LA HABANA, Cuba, mayo, 173.203.82.38 -En estos días posteriores al desfile popular por el primero de mayo, la gente de La Habana podría ser agrupada en tres bloques: a) los que asistieron al desfile, llevados por diversas coyundas, que son muchos; b) los que no asistieron por convicción política, que quizá sean menos; c) los que continúan hablando pestes y burlándose del régimen, no obstante haber asistido al desfile, que son multitud.
El espectáculo se repite, siempre igual, desde hace décadas, hasta el aburrimiento. Es otra de las tragicómicas incongruencias que tipifican nuestro proceder.
¿Qué podría pasar si un día le diéramos la sorpresa a los caciques, dejándolos plantados sobre la tribuna, en espera inútil de la sumisa muchedumbre con sus banderitas?.
La pregunta es idiota. No lo sería si los idiotas no fuéramos nosotros, que no contemplamos ni muy remotamente la posibilidad de que algo así pueda ocurrir.
De cualquier modo, tampoco es necesario que ocurra. Potencialmente, no íbamos a ser los primeros que hoy nos concentramos para batir banderitas a los pies del tirano, y mañana en la mañana amanecemos amotinados para derrocarlo.

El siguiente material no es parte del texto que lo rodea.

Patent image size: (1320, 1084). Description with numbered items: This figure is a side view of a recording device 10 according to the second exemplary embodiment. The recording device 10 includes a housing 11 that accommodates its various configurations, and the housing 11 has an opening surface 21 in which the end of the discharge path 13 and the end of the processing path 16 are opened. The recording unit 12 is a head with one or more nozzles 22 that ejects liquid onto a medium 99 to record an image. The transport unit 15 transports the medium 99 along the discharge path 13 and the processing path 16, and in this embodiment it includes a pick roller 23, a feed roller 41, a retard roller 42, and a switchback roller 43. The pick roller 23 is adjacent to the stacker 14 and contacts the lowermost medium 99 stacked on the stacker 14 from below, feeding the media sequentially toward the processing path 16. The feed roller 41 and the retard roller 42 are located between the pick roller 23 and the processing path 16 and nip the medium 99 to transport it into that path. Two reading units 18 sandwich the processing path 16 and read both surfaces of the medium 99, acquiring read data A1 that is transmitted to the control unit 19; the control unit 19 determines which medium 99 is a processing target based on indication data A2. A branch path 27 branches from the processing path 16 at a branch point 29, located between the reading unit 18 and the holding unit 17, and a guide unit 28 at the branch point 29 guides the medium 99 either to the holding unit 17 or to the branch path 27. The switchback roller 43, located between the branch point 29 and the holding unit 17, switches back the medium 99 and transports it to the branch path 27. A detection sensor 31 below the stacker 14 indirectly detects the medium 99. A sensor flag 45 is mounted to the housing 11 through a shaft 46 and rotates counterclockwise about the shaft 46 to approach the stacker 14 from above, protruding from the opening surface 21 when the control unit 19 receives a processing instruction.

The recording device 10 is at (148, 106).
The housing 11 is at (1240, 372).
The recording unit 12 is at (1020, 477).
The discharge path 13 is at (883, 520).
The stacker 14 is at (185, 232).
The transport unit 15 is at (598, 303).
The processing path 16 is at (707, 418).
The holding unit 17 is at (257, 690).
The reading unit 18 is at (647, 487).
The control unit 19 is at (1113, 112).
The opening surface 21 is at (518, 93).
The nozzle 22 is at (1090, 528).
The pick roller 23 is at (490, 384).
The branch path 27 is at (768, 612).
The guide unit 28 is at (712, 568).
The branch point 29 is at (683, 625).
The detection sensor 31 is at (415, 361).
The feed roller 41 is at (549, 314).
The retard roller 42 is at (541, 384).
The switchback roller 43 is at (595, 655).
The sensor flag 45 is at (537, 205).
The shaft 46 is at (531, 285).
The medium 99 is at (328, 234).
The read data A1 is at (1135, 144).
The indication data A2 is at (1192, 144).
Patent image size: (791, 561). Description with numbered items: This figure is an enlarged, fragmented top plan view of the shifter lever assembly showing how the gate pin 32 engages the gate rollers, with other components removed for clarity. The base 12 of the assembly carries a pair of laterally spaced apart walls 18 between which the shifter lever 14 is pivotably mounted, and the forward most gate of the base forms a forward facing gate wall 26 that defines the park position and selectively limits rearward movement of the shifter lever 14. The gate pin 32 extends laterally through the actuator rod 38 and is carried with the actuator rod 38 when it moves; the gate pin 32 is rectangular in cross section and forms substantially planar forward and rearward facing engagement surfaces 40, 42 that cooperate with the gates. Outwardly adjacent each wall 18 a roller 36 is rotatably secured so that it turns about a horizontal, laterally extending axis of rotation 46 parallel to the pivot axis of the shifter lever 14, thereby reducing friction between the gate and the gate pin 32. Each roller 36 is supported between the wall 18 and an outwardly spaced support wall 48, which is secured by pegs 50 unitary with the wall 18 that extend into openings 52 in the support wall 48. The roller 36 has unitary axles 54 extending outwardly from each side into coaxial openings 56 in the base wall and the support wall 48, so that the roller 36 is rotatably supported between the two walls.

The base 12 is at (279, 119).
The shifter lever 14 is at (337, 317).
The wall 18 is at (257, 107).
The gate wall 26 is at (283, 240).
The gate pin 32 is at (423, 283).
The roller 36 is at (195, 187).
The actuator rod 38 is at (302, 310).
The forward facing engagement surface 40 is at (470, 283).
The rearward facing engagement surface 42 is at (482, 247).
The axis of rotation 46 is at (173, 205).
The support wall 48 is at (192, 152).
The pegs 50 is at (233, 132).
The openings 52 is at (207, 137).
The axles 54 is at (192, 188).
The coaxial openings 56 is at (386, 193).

Algo debió pasar en algún punto de nuestra historia para que la rutina del día a día, por calamitosa y mediocre que sea, pese más en la balanza que el deseo de ser libres. O sabe Dios si tal vez así somos todos los seres humanos y solamente han sido nuestras particulares circunstancias las que nos dejan tan mal parados.
Es como en aquella vieja fábula. Está el sediento frente al puente roto y con el abismo ante sí. A su espalda, el desierto. Al otro lado del abismo está el bosque con agua y víveres. Pero el sediento no se determina a saltar, no por miedo, como podría parecer, sino por algo peor: la duda ante lo desconocido, la presunción fatal de que es preferible morir lentamente, apegado a la vieja rutina, antes que el riesgo de perecer en segundos, saltando en busca de lo nuevo.
Vista larga la de nuestros abuelos, que desde los lejanos años sesenta nos advirtieron que esto no había quien lo arreglara pero tampoco quien lo tumbase.
Nuestra suerte (agria pero nuestra suerte) es que al fin se están tumbando ellos solos.